If any provision of this Agreement is determined to be void by any court of competent jurisdiction, then such determination shall not affect any other provision in the Agreement and each such other provision shall remain in full force and effect.


If a dispute arises out of or in connection with an order or this Agreement the parties shall use their best endeavours to bring the matter to the other party's attention as soon as possible, to resolve the dispute through discussion in good faith and to promptly elevate it to senior levels of management as appropriate for the nature of the dispute.

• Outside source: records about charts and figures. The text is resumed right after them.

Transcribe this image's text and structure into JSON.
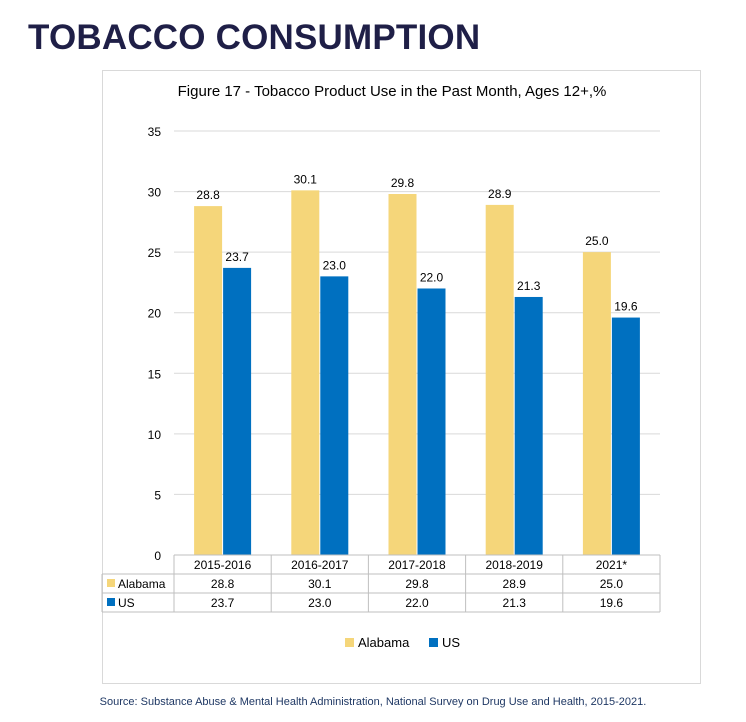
{
  "page": {
    "heading": "TOBACCO CONSUMPTION",
    "source": "Source: Substance Abuse & Mental Health Administration, National Survey on Drug Use and Health, 2015-2021."
  },
  "chart_data": {
    "type": "bar",
    "title": "Figure 17 - Tobacco Product Use in the Past Month, Ages 12+,%",
    "xlabel": "",
    "ylabel": "",
    "categories": [
      "2015-2016",
      "2016-2017",
      "2017-2018",
      "2018-2019",
      "2021*"
    ],
    "series": [
      {
        "name": "Alabama",
        "color": "#f5d67a",
        "values": [
          28.8,
          30.1,
          29.8,
          28.9,
          25.0
        ]
      },
      {
        "name": "US",
        "color": "#0070c0",
        "values": [
          23.7,
          23.0,
          22.0,
          21.3,
          19.6
        ]
      }
    ],
    "ylim": [
      0,
      35
    ],
    "yticks": [
      0,
      5,
      10,
      15,
      20,
      25,
      30,
      35
    ],
    "grid": true,
    "data_table": true,
    "legend": "bottom"
  }
}
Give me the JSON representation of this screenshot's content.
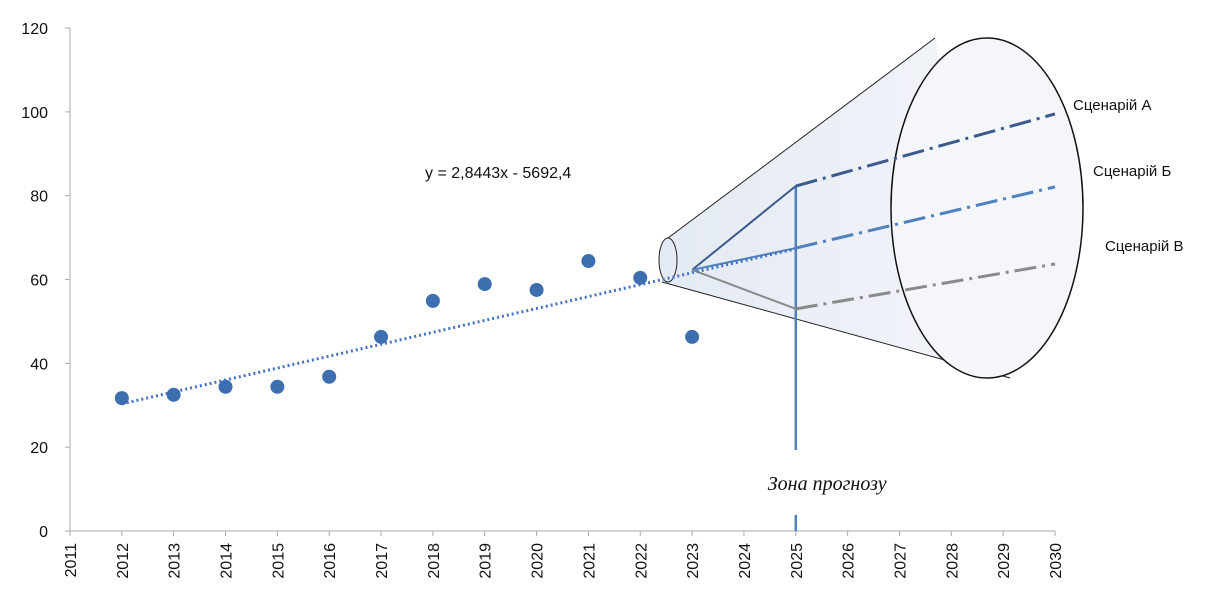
{
  "chart_data": {
    "type": "scatter",
    "x": [
      2012,
      2013,
      2014,
      2015,
      2016,
      2017,
      2018,
      2019,
      2020,
      2021,
      2022,
      2023
    ],
    "values": [
      31.7,
      32.5,
      34.4,
      34.4,
      36.8,
      46.3,
      54.9,
      58.9,
      57.5,
      64.4,
      60.4,
      46.3
    ],
    "color": "#3c6eb0",
    "xlim": [
      2011,
      2030
    ],
    "xticks": [
      2011,
      2012,
      2013,
      2014,
      2015,
      2016,
      2017,
      2018,
      2019,
      2020,
      2021,
      2022,
      2023,
      2024,
      2025,
      2026,
      2027,
      2028,
      2029,
      2030
    ],
    "ylim": [
      0,
      120
    ],
    "yticks": [
      0,
      20,
      40,
      60,
      80,
      100,
      120
    ],
    "grid": false,
    "trendline": {
      "equation": "y = 2,8443x - 5692,4",
      "slope": 2.8443,
      "intercept": -5692.4,
      "color": "#4472c4"
    },
    "forecast_zone": {
      "label": "Зона прогнозу",
      "x": 2025
    },
    "scenarios": [
      {
        "name": "Сценарій А",
        "color": "#3c5a8c",
        "x": [
          2023,
          2025,
          2030
        ],
        "values": [
          62.3,
          82.3,
          99.5
        ]
      },
      {
        "name": "Сценарій Б",
        "color": "#4f81bd",
        "x": [
          2023,
          2025,
          2030
        ],
        "values": [
          62.3,
          67.5,
          82.1
        ]
      },
      {
        "name": "Сценарій В",
        "color": "#8a8a8a",
        "x": [
          2023,
          2025,
          2030
        ],
        "values": [
          62.3,
          53.0,
          63.7
        ]
      }
    ]
  }
}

If the dispute remains unresolved within 7 business days following the referral of the dispute to senior levels of management, either party may commence litigation in a Victorian Court that has jurisdiction to hear and determine the dispute.

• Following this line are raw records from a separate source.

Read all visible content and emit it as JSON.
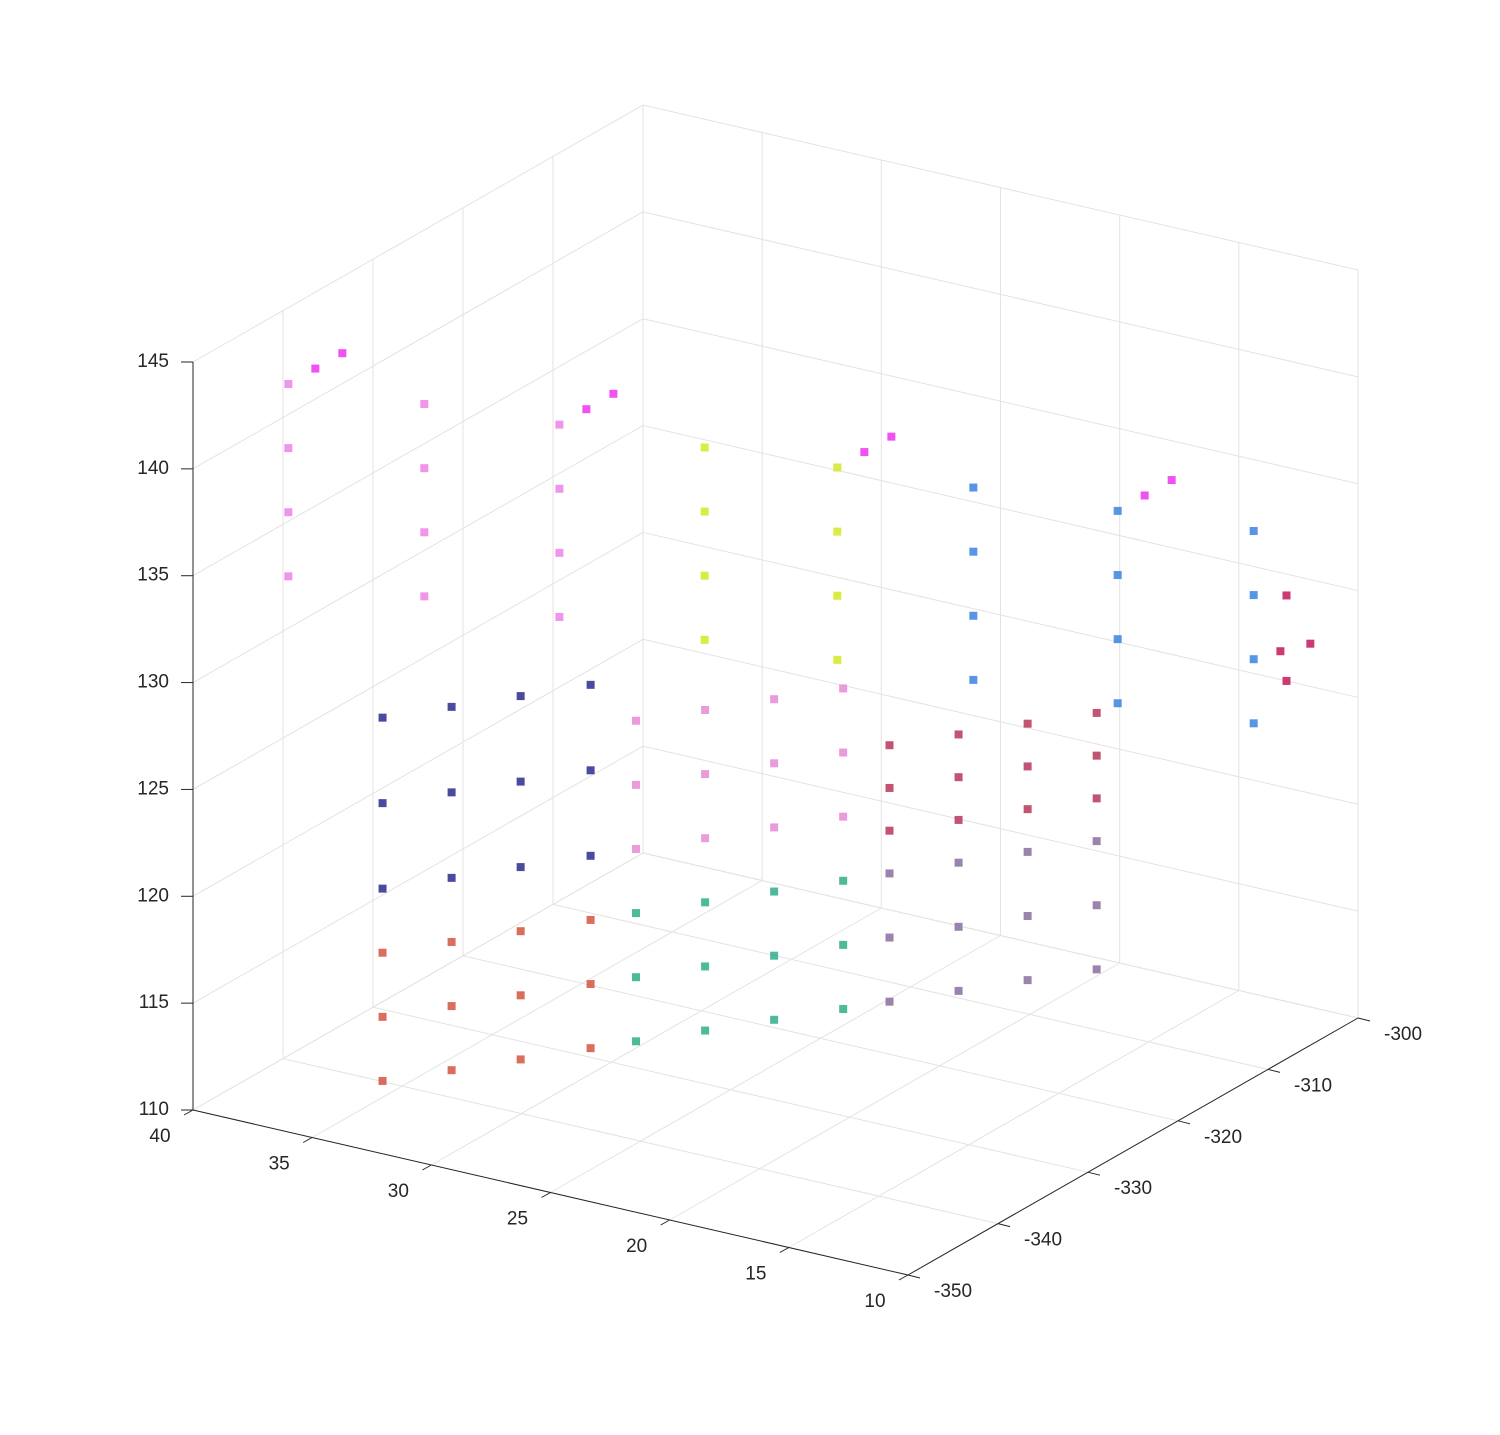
{
  "chart_data": {
    "type": "scatter3d",
    "xlim": [
      10,
      40
    ],
    "ylim": [
      -350,
      -300
    ],
    "zlim": [
      110,
      145
    ],
    "xticks": [
      10,
      15,
      20,
      25,
      30,
      35,
      40
    ],
    "yticks": [
      -350,
      -340,
      -330,
      -320,
      -310,
      -300
    ],
    "zticks": [
      110,
      115,
      120,
      125,
      130,
      135,
      140,
      145
    ],
    "grid": true,
    "series": [
      {
        "color": "#d2553f",
        "x": [
          32.5,
          31,
          29.5,
          28,
          32.5,
          31,
          29.5,
          28,
          32.5,
          31,
          29.5,
          28
        ],
        "y": [
          -348.8,
          -345.1,
          -341.4,
          -337.6,
          -348.8,
          -345.1,
          -341.4,
          -337.6,
          -348.8,
          -345.1,
          -341.4,
          -337.6
        ],
        "z": [
          113,
          113,
          113,
          113,
          116,
          116,
          116,
          116,
          119,
          119,
          119,
          119
        ]
      },
      {
        "color": "#2c2c8c",
        "x": [
          32.5,
          31,
          29.5,
          28,
          32.5,
          31,
          29.5,
          28,
          32.5,
          31,
          29.5,
          28
        ],
        "y": [
          -348.8,
          -345.1,
          -341.4,
          -337.6,
          -348.8,
          -345.1,
          -341.4,
          -337.6,
          -348.8,
          -345.1,
          -341.4,
          -337.6
        ],
        "z": [
          122,
          122,
          122,
          122,
          126,
          126,
          126,
          126,
          130,
          130,
          130,
          130
        ]
      },
      {
        "color": "#2fae8a",
        "x": [
          27,
          25.5,
          24,
          22.5,
          27,
          25.5,
          24,
          22.5,
          27,
          25.5,
          24,
          22.5
        ],
        "y": [
          -335.2,
          -331.5,
          -327.8,
          -324.1,
          -335.2,
          -331.5,
          -327.8,
          -324.1,
          -335.2,
          -331.5,
          -327.8,
          -324.1
        ],
        "z": [
          113,
          113,
          113,
          113,
          116,
          116,
          116,
          116,
          119,
          119,
          119,
          119
        ]
      },
      {
        "color": "#e58ad6",
        "x": [
          27,
          25.5,
          24,
          22.5,
          27,
          25.5,
          24,
          22.5,
          27,
          25.5,
          24,
          22.5
        ],
        "y": [
          -335.2,
          -331.5,
          -327.8,
          -324.1,
          -335.2,
          -331.5,
          -327.8,
          -324.1,
          -335.2,
          -331.5,
          -327.8,
          -324.1
        ],
        "z": [
          122,
          122,
          122,
          122,
          125,
          125,
          125,
          125,
          128,
          128,
          128,
          128
        ]
      },
      {
        "color": "#8a6e9e",
        "x": [
          21.5,
          20,
          18.5,
          17,
          21.5,
          20,
          18.5,
          17,
          21.5,
          20,
          18.5,
          17
        ],
        "y": [
          -321.6,
          -317.9,
          -314.2,
          -310.5,
          -321.6,
          -317.9,
          -314.2,
          -310.5,
          -321.6,
          -317.9,
          -314.2,
          -310.5
        ],
        "z": [
          113,
          113,
          113,
          113,
          116,
          116,
          116,
          116,
          119,
          119,
          119,
          119
        ]
      },
      {
        "color": "#b8355a",
        "x": [
          21.5,
          20,
          18.5,
          17,
          21.5,
          20,
          18.5,
          17,
          21.5,
          20,
          18.5,
          17
        ],
        "y": [
          -321.6,
          -317.9,
          -314.2,
          -310.5,
          -321.6,
          -317.9,
          -314.2,
          -310.5,
          -321.6,
          -317.9,
          -314.2,
          -310.5
        ],
        "z": [
          121,
          121,
          121,
          121,
          123,
          123,
          123,
          123,
          125,
          125,
          125,
          125
        ]
      },
      {
        "color": "#ee82e6",
        "x": [
          36,
          36,
          36,
          36,
          32.9,
          32.9,
          32.9,
          32.9,
          29.8,
          29.8,
          29.8,
          29.8
        ],
        "y": [
          -350,
          -350,
          -350,
          -350,
          -343.1,
          -343.1,
          -343.1,
          -343.1,
          -336.3,
          -336.3,
          -336.3,
          -336.3
        ],
        "z": [
          145,
          142,
          139,
          136,
          143.2,
          140.2,
          137.2,
          134.2,
          141.4,
          138.4,
          135.4,
          132.4
        ]
      },
      {
        "color": "#d4e823",
        "x": [
          26.5,
          26.5,
          26.5,
          26.5,
          23.5,
          23.5,
          23.5,
          23.5
        ],
        "y": [
          -328.9,
          -328.9,
          -328.9,
          -328.9,
          -322.1,
          -322.1,
          -322.1,
          -322.1
        ],
        "z": [
          139.4,
          136.4,
          133.4,
          130.4,
          137.6,
          134.6,
          131.6,
          128.6
        ]
      },
      {
        "color": "#3b82e0",
        "x": [
          20.4,
          20.4,
          20.4,
          20.4,
          17.1,
          17.1,
          17.1,
          17.1,
          14,
          14,
          14,
          14
        ],
        "y": [
          -315.2,
          -315.2,
          -315.2,
          -315.2,
          -307.9,
          -307.9,
          -307.9,
          -307.9,
          -301,
          -301,
          -301,
          -301
        ],
        "z": [
          135.8,
          132.8,
          129.8,
          126.8,
          133.8,
          130.8,
          127.8,
          124.8,
          132,
          129,
          126,
          123
        ]
      },
      {
        "color": "#f032f0",
        "x": [
          36,
          29.8,
          23.5,
          17.1,
          36,
          29.8,
          23.5,
          17.1
        ],
        "y": [
          -347,
          -333.3,
          -319.1,
          -304.9,
          -344,
          -330.3,
          -316.1,
          -301.9
        ],
        "z": [
          145,
          141.4,
          137.6,
          133.8,
          145,
          141.4,
          137.6,
          133.8
        ]
      },
      {
        "color": "#c2185b",
        "x": [
          13,
          12,
          13,
          12.5
        ],
        "y": [
          -300,
          -300,
          -300,
          -302
        ],
        "z": [
          129,
          127,
          125,
          127
        ]
      }
    ]
  }
}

Where the Buyer completes a credit application the parties acknowledge and accept that the terms and conditions of the application are executed as a Deed.


This Agreement shall be governed by and construed in accordance with the laws of Victoria and the parties submit to the jurisdiction of its Courts.


The Buyer gives Tuftmaster a Security Interest in all of the Buyer's present and after-acquired property in which Goods or materials supplied or financed by Tuftmaster have been attached or incorporated.


The Buyer gives Tuftmaster a Security Interest in all of the Buyer's present and after-acquired property in which Goods or materials supplied or financed by Tuftmaster have been attached or incorporated.


28.1 The Buyer hereby acknowledges that these Terms and Conditions of Trade constitute a security agreement which creates a security interest in favour of Tuftmaster in all Goods previously supplied by Tuftmaster to the Buyer (if any) and all after acquired Goods supplied by Tuftmaster to the Buyer (or for the Buyer's account) to secure the payment from time to time and at a time, including future advances. The Buyer agrees to grant a "Purchase Money Security Interest" to Tuftmaster.

28.2 The Buyer acknowledges and agrees that by assenting to these terms the Buyer grants a security interest (by virtue of the retention of title clause in these Terms and Conditions of Trade) to Tuftmaster and all Goods previously supplied by Tuftmaster to the Buyer (or for the Buyer's account) and these terms shall apply notwithstanding anything express or implied to the contrary contained in the Buyer's purchase order.

28.3 The Buyer undertakes to:

28.3.1 sign any further documents and/or provide any further information (which information the Buyer warrants to be complete, accurate and up-to-date in all respects) which Tuftmaster may reasonably require to enable registration of a financing statement or financing change statement on the Personal Property Securities Register ("PPSR");

28.3.2 not register a financing change statement as defined in section 10 of the PPSA or make a demand to alter the financing statement pursuant to section 178 of the PPSA in respect of the Goods without the prior written consent of Tuftmaster;

28.3.3 give Tuftmaster not less than 14 days' written notice of any proposed change in the Buyer's name and/or any other changes in the Buyer's details (including by not limited to changes in the Buyer's address, facsimile number, email address, trading name or business practice);

28.3.4 pay all costs incurred by Tuftmaster in enforcing or attempting to enforce the security interest created by these Terms and Conditions of Trade

28.3.5 be responsible for the full costs incurred by Tuftmaster (including actual legal fees and disbursements on a solicitor and client basis) in obtaining an order pursuant to section 182 of the PPSA; and

28.3.6 the Buyer waives any rights it may have under sections 115 of the PPSA upon enforcement.

28.4 Pursuant to section 157 of the PPSA, unless otherwise agreed to in writing by Tuftmaster, the Buyer waives the right to receive the verification statement in respect of any financing statement or financing change statement relating to the security interest.

28.5 The Buyer agrees that immediately on request by Tuftmaster the Buyer will procure from any persons considered by Tuftmaster to be relevant to its security position such agreement and waivers as Tuftmaster may at any time require.